Do ponto de vista econômico, a oferta alemã pode abrir caminho para que o Brasil avance na cadeia de valor desses insumos, migrando da simples exportação de minério para estágios com maior valor agregado. Setores como fabricantes de baterias e componentes para turbinas poderiam se beneficiar, mas isso depende de investimentos, logística, capacitação e de uma política industrial coerente por parte do governo brasileiro.

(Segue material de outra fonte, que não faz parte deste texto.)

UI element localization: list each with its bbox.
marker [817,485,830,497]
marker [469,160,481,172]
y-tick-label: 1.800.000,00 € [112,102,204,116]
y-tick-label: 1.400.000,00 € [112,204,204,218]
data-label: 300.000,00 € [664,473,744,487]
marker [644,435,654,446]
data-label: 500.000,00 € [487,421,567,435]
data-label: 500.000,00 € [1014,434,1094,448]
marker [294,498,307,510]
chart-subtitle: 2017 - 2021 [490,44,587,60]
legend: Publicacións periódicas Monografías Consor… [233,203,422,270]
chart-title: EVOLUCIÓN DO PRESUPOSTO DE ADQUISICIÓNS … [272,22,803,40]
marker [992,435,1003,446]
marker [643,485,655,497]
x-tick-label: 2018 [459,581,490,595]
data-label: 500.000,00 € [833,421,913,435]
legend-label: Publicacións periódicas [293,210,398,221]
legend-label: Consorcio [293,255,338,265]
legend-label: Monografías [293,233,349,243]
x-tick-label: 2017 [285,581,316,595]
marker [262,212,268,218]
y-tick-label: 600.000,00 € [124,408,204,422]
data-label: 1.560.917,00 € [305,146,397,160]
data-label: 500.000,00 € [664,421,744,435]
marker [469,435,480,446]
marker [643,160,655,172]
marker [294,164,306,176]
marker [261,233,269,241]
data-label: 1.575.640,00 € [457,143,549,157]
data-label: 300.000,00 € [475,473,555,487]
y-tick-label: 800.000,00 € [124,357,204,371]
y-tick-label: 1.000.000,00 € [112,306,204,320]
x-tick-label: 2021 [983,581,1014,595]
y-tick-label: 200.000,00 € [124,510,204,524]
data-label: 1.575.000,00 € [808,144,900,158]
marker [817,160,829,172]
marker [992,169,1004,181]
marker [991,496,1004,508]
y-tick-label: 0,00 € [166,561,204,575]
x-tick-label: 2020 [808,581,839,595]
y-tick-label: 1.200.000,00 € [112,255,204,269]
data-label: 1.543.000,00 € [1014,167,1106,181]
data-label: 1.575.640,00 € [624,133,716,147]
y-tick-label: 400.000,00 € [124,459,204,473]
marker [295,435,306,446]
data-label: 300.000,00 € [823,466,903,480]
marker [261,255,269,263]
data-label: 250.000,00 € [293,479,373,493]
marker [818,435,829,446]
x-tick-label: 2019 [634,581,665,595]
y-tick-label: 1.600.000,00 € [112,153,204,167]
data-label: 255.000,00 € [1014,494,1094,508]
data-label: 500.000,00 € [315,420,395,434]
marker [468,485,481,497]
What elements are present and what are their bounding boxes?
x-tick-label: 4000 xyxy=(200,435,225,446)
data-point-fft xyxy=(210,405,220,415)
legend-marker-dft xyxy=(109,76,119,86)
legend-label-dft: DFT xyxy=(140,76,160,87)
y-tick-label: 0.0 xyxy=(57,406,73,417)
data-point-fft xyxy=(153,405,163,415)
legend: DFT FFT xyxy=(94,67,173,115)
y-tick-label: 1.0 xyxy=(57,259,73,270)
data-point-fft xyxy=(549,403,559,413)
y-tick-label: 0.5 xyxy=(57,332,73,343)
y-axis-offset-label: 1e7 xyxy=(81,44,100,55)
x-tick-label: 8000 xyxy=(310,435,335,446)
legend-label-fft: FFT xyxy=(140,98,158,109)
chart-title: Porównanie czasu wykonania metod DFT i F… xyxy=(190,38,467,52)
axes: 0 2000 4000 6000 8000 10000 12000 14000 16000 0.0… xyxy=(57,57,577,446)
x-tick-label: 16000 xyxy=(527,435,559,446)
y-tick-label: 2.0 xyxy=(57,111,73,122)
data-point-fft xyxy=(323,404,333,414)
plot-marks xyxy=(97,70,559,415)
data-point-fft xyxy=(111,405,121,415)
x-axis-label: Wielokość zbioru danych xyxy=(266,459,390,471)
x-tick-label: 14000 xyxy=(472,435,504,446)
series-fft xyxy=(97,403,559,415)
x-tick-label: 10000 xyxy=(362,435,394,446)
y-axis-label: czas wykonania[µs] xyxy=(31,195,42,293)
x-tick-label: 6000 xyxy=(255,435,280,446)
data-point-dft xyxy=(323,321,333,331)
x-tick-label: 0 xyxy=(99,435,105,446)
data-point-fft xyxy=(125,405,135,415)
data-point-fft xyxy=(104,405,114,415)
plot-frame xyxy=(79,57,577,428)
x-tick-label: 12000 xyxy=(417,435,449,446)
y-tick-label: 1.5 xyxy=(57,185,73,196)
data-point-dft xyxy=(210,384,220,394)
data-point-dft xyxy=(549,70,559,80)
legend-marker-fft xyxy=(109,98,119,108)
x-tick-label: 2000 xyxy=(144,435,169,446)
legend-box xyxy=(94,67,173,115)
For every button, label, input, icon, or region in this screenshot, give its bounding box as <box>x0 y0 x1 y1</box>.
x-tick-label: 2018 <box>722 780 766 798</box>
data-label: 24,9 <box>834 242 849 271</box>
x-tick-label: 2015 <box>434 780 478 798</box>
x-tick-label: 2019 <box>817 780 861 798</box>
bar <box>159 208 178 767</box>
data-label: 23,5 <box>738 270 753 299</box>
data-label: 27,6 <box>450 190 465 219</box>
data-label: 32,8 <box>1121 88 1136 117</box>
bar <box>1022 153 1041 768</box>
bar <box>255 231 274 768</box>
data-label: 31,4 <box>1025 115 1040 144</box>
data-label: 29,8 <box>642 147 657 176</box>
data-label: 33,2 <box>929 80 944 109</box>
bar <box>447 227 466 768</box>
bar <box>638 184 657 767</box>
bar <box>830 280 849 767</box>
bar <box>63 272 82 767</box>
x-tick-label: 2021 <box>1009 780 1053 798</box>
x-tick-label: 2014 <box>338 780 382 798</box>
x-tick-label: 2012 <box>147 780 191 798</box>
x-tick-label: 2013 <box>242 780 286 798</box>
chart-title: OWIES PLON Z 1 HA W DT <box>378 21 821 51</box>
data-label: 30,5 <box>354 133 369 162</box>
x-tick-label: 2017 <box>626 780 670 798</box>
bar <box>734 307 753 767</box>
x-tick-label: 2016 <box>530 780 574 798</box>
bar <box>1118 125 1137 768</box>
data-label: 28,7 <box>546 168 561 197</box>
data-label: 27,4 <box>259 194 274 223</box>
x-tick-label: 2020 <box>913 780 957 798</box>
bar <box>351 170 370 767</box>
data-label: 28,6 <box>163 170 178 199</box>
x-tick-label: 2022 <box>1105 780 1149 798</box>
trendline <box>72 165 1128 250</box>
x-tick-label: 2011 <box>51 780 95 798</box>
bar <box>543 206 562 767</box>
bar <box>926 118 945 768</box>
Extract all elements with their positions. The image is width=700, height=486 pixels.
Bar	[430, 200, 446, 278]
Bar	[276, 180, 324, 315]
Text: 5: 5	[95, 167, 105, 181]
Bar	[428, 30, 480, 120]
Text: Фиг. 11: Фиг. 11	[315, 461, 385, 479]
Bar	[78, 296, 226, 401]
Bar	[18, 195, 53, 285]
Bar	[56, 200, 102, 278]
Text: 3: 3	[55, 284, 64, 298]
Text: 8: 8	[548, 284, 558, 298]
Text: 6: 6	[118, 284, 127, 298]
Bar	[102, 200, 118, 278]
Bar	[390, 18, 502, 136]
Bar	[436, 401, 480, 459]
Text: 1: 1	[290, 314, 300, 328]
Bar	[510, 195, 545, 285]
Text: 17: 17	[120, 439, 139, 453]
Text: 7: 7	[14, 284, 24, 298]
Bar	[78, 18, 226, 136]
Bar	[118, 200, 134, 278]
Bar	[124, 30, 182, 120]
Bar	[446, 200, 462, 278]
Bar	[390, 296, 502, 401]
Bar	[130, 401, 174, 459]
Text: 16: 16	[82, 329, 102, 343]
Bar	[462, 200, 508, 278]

A proposta também acende alerta político: oferecer tecnologia estrangeira sem instrumentos claros de governança, conteúdo local e contrapartidas fiscais reduz o ganho doméstico e eleva o risco de replicar velhos problemas da extração. Há espaço para benefício mútuo, mas somente se o Executivo garantir regras estáveis, licenciamento ambiental rigoroso e mecanismos que assegurem transferência efetiva de tecnologia e arrecadação.

Na prática, a parceria anunciada por Merz vira uma pauta para Brasília. A retórica de cooperação precisa virar projetos concretos — acordos comerciais, protocolos de pesquisa e linhas de crédito — e enfrentar a resistência de interesses locais e internacionais. Para o governo, a oferta alemã é oportunidade de industrialização verde; para a oposição e o mercado, representa um teste da capacidade de traduzir promessas em ganhos reais para a economia e para o contribuinte.